Was Trading Places a breakthrough film for Eddie Murphy?
Yes. Trading Places was only Eddie Murphy's second feature film, following 48 Hrs. (1982). He was 21 years old during production. The film confirmed that Murphy could carry a major studio comedy as a co-lead and cemented his bankability with Paramount. Beverly Hills Cop followed in 1984, by which point Murphy had become the highest-grossing box office star in Hollywood. Trading Places is widely credited as the film that made the transition possible.
How does Trading Places relate to The Prince and the Pauper?
The film's central premise, in which a wealthy man and a poor man have their lives forcibly exchanged as the result of a bet by two powerful figures, draws directly from the class-swap tradition of Mark Twain's The Prince and the Pauper. Writers Timothy Harris and Herschel Weingrod updated that framework with a Wall Street setting and pointed commentary on Reagan-era inequality.
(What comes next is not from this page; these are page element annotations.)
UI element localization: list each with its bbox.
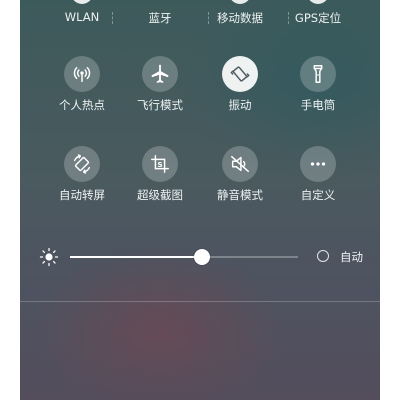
- tile-label: 振动: [228, 98, 252, 112]
- tile-label: 超级截图: [137, 188, 183, 202]
- tile-hotspot[interactable]: 个人热点: [42, 56, 122, 116]
- tile-label: 静音模式: [217, 188, 263, 202]
- tile-label: 飞行模式: [137, 98, 183, 112]
- brightness-icon: [39, 247, 59, 267]
- toggle-wlan[interactable]: WLAN: [42, 0, 122, 30]
- toggle-label: GPS定位: [294, 11, 342, 25]
- top-toggle-row: WLAN 蓝牙 移动数据 GPS定位: [20, 0, 380, 30]
- tile-mute-mode[interactable]: 静音模式: [200, 146, 280, 206]
- toggle-label: WLAN: [64, 10, 100, 24]
- wifi-icon: [71, 0, 93, 4]
- quick-settings-panel: WLAN 蓝牙 移动数据 GPS定位 个人热点 飞行模式 振动 手电筒 自动转屏…: [20, 0, 380, 400]
- brightness-fill: [70, 256, 203, 258]
- tile-flashlight[interactable]: 手电筒: [278, 56, 358, 116]
- toggle-label: 移动数据: [217, 11, 263, 25]
- brightness-slider[interactable]: [70, 249, 298, 265]
- tile-auto-rotate[interactable]: 自动转屏: [42, 146, 122, 206]
- toggle-mobile-data[interactable]: 移动数据: [200, 0, 280, 30]
- vibrate-icon: [222, 56, 258, 92]
- svg-text:S: S: [157, 160, 162, 169]
- hotspot-icon: [64, 56, 100, 92]
- mobile-data-icon: [229, 0, 251, 4]
- divider: [112, 12, 114, 24]
- flashlight-icon: [300, 56, 336, 92]
- auto-rotate-icon: [64, 146, 100, 182]
- tile-vibrate[interactable]: 振动: [200, 56, 280, 116]
- tile-label: 手电筒: [300, 98, 336, 112]
- toggle-label: 蓝牙: [148, 11, 172, 25]
- airplane-icon: [142, 56, 178, 92]
- screenshot-icon: S: [142, 146, 178, 182]
- toggle-bluetooth[interactable]: 蓝牙: [120, 0, 200, 30]
- brightness-thumb[interactable]: [194, 249, 211, 265]
- brightness-row: 自动: [20, 240, 380, 274]
- auto-brightness-radio[interactable]: [317, 250, 329, 262]
- toggle-gps[interactable]: GPS定位: [278, 0, 358, 30]
- tile-label: 个人热点: [59, 98, 105, 112]
- gps-icon: [307, 0, 329, 4]
- more-icon: [300, 146, 336, 182]
- divider: [20, 301, 380, 302]
- tile-label: 自动转屏: [59, 188, 105, 202]
- tile-label: 自定义: [300, 188, 336, 202]
- tile-customize[interactable]: 自定义: [278, 146, 358, 206]
- mute-icon: [222, 146, 258, 182]
- tile-screenshot[interactable]: S 超级截图: [120, 146, 200, 206]
- tile-airplane-mode[interactable]: 飞行模式: [120, 56, 200, 116]
- auto-brightness-label: 自动: [340, 250, 363, 264]
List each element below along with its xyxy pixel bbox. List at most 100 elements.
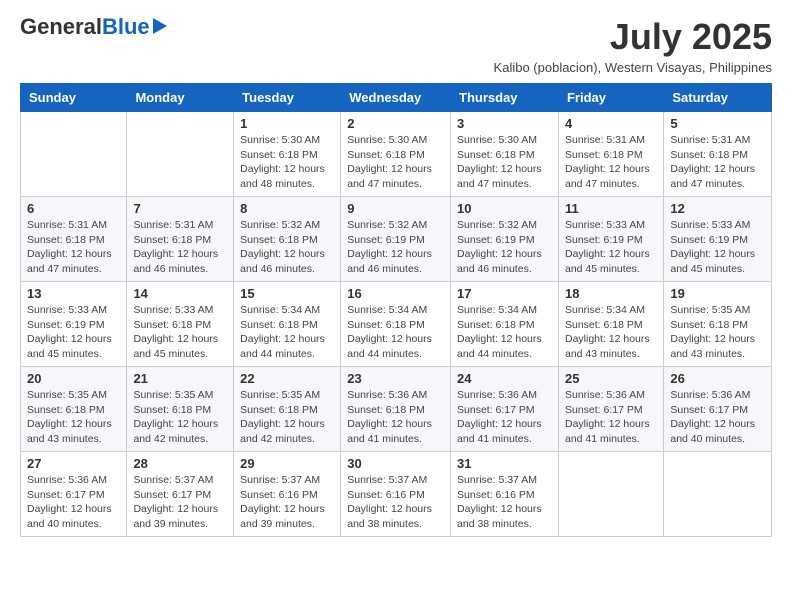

The Duke brothers' casual wager over nature versus nurture functions as a satire of how inherited privilege shapes opportunity, grounding the comedy in genuine social critique.
Did Trading Places win any awards?
Yes. The film won two BAFTA Awards at the 37th British Academy Film Awards: Best Supporting Actor for Denholm Elliott and Best Supporting Actress for Jamie Lee Curtis. It received additional nominations for BAFTA Best Original Screenplay (Timothy Harris and Herschel Weingrod), Academy Award Best Original Score (Elmer Bernstein), Golden Globe Best Musical or Comedy, and Golden Globe Best Actor in a Musical or Comedy for Eddie Murphy.